Weight loss in obese subjects could reverse type 2 diabetes progression

Type 2 diabetes mellitus (T2DM) is caused by β-cell dysfunction in the endocrine pancreas and insulin resistance. This may be caused by environmental or epigenetic factors. A new paper explains a model of diabetes that centers on the role of obesity in glucose dysregulation.

Study: Modeling the progression of type 2 diabetes with underlying obesity. Image Source: goffkein.pro/Shutterstock


Mathematical models have been used to predict the long-term effects of antidiabetic drug use in different stages of T2DM. However, no model could predict this, given the influence of multiple diabetes-causing factors, such as an obesity-promoting environment.

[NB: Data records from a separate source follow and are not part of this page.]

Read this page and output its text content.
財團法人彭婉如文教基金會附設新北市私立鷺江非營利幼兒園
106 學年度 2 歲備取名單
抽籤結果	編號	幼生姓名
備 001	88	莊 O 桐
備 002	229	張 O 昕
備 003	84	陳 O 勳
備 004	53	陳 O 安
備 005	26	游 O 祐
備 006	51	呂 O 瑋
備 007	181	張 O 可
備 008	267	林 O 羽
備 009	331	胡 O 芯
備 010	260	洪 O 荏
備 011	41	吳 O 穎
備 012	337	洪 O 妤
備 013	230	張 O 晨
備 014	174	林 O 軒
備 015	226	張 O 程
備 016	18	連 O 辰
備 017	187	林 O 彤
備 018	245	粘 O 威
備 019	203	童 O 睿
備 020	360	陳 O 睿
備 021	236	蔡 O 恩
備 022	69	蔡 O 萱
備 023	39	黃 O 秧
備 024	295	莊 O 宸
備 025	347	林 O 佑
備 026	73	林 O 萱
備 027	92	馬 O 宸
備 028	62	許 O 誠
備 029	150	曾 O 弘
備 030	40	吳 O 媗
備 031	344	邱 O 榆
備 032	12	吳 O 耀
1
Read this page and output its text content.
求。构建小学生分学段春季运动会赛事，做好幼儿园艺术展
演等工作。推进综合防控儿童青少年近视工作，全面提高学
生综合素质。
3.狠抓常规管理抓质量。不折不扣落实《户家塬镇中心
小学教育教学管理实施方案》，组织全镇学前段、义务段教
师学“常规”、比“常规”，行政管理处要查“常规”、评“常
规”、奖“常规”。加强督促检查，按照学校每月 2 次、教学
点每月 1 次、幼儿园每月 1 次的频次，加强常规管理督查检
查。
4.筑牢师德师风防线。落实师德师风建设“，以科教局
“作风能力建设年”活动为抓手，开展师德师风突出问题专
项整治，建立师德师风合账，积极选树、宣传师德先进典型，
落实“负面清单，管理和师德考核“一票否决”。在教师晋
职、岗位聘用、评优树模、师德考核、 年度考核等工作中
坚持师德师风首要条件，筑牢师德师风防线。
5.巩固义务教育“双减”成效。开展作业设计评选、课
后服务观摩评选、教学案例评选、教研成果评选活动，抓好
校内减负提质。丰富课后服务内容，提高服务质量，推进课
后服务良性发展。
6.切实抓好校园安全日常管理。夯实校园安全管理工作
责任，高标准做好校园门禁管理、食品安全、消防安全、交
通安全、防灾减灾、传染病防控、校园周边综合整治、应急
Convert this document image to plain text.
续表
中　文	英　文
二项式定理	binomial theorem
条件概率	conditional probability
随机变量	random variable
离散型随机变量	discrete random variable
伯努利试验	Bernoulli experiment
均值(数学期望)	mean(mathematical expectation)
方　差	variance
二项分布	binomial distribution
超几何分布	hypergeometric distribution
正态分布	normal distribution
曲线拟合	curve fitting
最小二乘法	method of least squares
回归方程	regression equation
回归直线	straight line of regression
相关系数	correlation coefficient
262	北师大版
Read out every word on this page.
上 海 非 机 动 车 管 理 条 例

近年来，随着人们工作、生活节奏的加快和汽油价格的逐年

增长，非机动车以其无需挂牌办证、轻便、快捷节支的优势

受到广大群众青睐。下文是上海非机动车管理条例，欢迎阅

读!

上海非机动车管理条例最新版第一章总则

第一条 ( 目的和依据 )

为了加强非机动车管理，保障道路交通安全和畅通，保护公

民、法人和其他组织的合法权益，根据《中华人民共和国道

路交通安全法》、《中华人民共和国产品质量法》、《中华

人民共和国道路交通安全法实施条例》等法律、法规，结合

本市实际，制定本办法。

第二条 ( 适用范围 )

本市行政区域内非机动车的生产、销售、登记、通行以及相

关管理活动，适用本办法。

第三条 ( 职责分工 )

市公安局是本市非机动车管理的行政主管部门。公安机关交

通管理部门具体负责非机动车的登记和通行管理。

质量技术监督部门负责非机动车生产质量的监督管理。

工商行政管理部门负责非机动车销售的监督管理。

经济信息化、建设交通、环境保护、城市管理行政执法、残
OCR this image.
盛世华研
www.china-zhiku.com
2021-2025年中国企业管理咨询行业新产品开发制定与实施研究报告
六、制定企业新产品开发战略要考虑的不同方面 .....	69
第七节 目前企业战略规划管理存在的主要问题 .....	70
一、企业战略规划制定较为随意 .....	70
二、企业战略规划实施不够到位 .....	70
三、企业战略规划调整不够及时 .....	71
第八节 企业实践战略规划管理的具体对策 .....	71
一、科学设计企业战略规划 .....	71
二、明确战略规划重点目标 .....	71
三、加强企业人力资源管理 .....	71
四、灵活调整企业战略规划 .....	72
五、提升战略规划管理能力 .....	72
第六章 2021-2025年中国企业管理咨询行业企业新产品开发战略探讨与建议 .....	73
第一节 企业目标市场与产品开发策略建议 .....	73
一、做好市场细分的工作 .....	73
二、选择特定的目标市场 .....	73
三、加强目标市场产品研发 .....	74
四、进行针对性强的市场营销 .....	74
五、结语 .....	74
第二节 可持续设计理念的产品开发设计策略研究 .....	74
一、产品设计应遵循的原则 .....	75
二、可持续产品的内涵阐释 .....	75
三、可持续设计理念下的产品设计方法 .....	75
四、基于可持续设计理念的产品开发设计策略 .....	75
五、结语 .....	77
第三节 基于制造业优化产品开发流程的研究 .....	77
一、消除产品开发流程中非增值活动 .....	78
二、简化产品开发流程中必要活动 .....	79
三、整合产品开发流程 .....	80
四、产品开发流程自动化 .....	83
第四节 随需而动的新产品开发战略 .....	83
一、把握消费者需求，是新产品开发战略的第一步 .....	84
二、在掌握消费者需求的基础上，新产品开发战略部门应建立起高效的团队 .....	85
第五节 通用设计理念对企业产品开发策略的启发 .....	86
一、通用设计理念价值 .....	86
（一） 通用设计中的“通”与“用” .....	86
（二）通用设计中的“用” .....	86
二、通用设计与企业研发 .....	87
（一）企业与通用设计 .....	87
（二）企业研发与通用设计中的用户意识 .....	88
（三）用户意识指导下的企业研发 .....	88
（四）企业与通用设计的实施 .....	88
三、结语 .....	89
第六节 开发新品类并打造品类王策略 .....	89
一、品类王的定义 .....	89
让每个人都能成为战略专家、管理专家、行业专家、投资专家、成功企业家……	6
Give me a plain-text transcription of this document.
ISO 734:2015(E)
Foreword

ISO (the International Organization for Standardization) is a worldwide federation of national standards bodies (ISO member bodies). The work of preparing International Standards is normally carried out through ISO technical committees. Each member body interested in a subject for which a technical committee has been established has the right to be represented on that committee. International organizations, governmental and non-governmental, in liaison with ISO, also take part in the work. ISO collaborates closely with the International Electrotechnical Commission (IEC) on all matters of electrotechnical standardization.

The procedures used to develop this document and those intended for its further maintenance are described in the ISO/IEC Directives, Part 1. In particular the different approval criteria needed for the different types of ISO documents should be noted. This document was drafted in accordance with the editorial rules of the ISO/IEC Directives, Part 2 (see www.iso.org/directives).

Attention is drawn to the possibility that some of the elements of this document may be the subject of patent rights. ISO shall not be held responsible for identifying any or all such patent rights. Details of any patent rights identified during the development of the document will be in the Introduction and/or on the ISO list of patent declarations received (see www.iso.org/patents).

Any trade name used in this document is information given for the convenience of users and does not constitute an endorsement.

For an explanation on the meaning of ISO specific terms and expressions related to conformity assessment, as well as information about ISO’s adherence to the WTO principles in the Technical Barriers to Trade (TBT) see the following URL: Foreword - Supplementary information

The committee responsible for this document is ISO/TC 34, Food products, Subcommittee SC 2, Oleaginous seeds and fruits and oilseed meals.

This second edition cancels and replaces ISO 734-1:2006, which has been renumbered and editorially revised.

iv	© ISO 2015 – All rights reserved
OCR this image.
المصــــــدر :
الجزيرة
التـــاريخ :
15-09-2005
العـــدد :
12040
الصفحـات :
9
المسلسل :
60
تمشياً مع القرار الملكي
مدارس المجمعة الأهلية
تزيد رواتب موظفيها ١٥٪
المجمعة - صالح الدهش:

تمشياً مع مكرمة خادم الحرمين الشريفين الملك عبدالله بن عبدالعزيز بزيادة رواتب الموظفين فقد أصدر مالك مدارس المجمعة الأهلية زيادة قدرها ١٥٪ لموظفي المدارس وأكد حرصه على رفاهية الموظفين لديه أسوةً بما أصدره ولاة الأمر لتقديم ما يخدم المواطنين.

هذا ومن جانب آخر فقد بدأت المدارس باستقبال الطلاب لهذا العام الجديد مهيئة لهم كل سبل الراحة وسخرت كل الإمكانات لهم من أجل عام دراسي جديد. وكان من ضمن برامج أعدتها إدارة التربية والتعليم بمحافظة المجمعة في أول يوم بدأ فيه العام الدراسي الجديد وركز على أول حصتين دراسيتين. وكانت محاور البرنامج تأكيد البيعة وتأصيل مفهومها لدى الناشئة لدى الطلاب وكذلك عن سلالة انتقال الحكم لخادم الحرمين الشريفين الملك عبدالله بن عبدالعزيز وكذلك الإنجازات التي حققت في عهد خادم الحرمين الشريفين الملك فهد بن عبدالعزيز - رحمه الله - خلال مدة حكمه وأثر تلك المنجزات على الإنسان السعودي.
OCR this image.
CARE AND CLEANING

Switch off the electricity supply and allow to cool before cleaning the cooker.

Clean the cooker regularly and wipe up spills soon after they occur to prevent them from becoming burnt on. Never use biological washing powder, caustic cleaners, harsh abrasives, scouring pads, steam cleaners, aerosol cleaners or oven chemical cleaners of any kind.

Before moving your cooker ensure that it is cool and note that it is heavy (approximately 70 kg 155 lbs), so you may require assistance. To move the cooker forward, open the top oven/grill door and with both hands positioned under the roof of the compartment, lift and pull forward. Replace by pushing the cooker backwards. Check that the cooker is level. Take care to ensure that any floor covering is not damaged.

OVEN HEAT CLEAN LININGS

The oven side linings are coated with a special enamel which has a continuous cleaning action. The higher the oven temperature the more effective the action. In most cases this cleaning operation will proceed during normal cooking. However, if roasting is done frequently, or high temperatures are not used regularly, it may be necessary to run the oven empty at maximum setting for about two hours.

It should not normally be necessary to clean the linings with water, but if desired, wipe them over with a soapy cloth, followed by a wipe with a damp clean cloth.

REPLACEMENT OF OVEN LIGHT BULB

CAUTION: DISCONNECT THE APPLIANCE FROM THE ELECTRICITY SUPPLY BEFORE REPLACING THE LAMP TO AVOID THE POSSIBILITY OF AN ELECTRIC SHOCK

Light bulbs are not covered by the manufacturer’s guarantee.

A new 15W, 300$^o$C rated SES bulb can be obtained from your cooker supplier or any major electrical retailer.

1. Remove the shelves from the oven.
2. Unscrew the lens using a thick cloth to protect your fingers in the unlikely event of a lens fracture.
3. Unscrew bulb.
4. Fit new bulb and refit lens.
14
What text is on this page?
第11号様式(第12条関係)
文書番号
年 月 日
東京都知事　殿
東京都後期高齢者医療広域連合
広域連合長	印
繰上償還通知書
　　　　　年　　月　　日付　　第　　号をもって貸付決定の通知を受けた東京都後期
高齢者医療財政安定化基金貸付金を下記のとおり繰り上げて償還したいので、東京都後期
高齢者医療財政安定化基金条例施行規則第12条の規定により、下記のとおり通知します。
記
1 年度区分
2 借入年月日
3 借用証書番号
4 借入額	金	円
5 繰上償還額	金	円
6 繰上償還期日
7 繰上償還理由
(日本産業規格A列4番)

Existing studies have shown that hyperinsulinemia worsens insulin resistance and vice versaSome scientists claim that beta cells overreact to fat or glucose, producing abnormally high insulin levels. This leads to insulin resistance as a protective mechanism against insulin-induced metabolic stress.

The model reported in the current paper appears in PLOS Computational Biologywhich analyzed the progression of diabetes in relation to multiple diabetogenic factors, including factors that increase diabetes risk in relation to individual obesity thresholds, race and tolerance in relation to factors that promote weight gain above obesity thresholds, and the effect of bariatric surgery on T2DM risk .

What did the research show?

Based on the research gap, the scientists developed a model to examine the effect of high insulin levels on insulin resistance. It will investigate the influence of multiple factors associated with the development of diabetes on beta cell dysfunction.

This general model constructed by the scientists was then narrowed down by specifying the diabetes-related factors associated with obesity. It examines how obesity affects glucose regulation in the body. It predicts changes in glucose and insulin levels over a lifetime in humans, showing how hepatic glucose production, insulin release rates, and the growth of functional beta-cell populations change when exposed to obesity-related diabetes-causing factors.

These long-term trends were shown to correlate well with actual longitudinal data when fitted to a specific population, in this case, Pima Indians. This group was chosen because of the availability of long-term follow-up data on the long-term changes and direction of glucose concentrations.

The model could distinguish hyperinsulinemic subjects without dysglycemia from those with prediabetes and overt diabetes. In a highly obesity-promoting setting, the mean time to progression to hyperinsulinemia was seven years. Ten years later, diabetes struck.

Over a period of about two decades, beta-cell failure begins to manifest as a drop in insulin levels, with true insulin deficiency developing over time.

The simulations also showed that the rate and severity of disease progression was significantly reduced when the same individuals were exposed to environments with only mild obesity-inducing risks.

This supports the finding that weight loss in obese patients helps alleviate diabetes

The results confirmed the scientists' guesses. With proper obesity management, T2DM can be reversed or delayed, or at least lessened in severity. This also explains the remarkable effect of bariatric Roux-en-Y surgery, which acts by reducing hepatic gluconeogenesis and reversing β-cell dysfunction, resulting in a rapid and durable return to normoglycemia. The model could help determine the right time and patient for such surgeries for optimal outcomes.

Second, individual-specific differences in levels of β-cell dysfunction and insulin resistance are reflected in changes in T2DM risk. Even with obesity, the person remains euglycemic as long as the diabetes-related factors associated with obesity remain below the threshold. As the threshold is crossed to a greater extent, diabetes begins to progress.

This personalized threshold provides a warning signal of obesity levels, allowing necessary interventions to prevent the onset of diabetes, which may be valuable for clinical decision-making

A concept called Personal Fat Threshold (PFT) is used to create an individualized eating plan for diabetics, using individualized sensitivities to specific types of excess lipids, and the amount of fat stored in the pancreas and liver.

Likewise, ethnic groups with basal hyperinsulinemia can successfully avoid diabetes by reducing exposure to obesogenic factors.

Finally, the scientists investigated the biological mechanisms of several key parameters specified in the model and found to be strongly related to the development of T2DM. Several interesting insights were gained, including improved predicted outcomes when treatments aimed at minimizing the adverse effects of diabetes risk factors on β cells compared to improving the diabetes-promoting environment. That is, beta cells are better able to control glucose levels when protected from harsh environments, rather than when treatment focuses on changing the environment through dietary modifications or exercise.

Likewise, some patients had poorer glycemic control despite increased insulin sensitivity, suggesting that insulin resistance is not the only necessary goal in treating diabetes. Some people rapidly develop severe diabetes after a long period of normal blood sugar. Previously good glucose control over long periods of time was traced to reduced glucose production in the liver, suggesting its importance as a therapeutic and preventive target.

What is the effect?

The research may encourage precise interventions to prevent diabetes and advance individualized patient care

Although used here to understand the progression of diabetes in an obesogenic setting, this model allows for the study of the influence of other factors, such as the effects of thyroid hormone or adrenaline hypersecretion on glucose regulatory systems in vivo.